NNPC’s move follows decades of failed turnaround maintenance projects that delivered little improvement in output.

Under the new model however, refinery operators would take an equity stake in the assets, giving them a direct incentive to improve efficiency and profitability.

NNPC would retain ownership of the refineries but relinquish part of its equity to allow the plants to fund their operations independently.

Ojulari stated clearly that the company was not selling the refineries outright. Instead, the aim is to create commercially run assets that can sustain themselves without constant financial support from the state.

Nigeria spends billions of dollars annually importing petrol due to limited domestic refining capacity.

How Dangote refinery fits into the plan

Moreover, the talks with foreign partners come as Nigeria’s fuel supply landscape begins to change with the start up of Dangote Refinery.
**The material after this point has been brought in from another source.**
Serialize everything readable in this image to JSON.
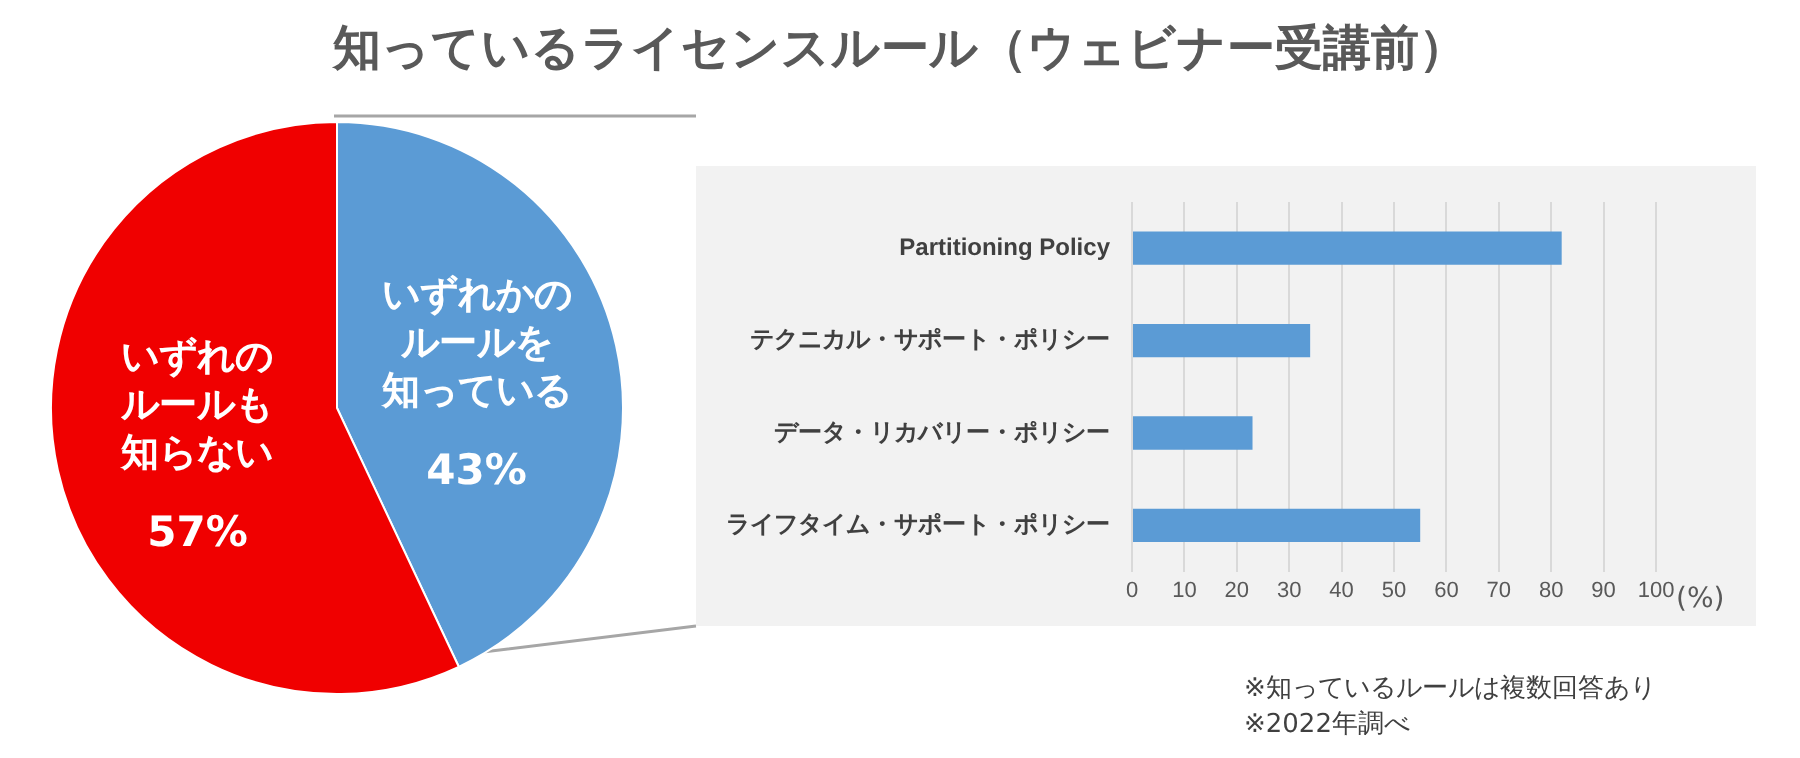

Ojulari mentioned that the launch of the privately owned plant offered NNPC some “breathing space” to reassess the future of its refineries.

He explained that NNPC temporarily halted operations at the state owned plants to allow time for a proper evaluation of options. The availability of local supply from Dangote reduced the immediate pressure to keep loss making facilities running.

Meanwhile, the government hopes that reviving the refineries through partnerships will eventually complement private sector capacity.

If successful, the plants could reduce import dependence, stabilise fuel supply and support Nigeria’s broader energy security goals.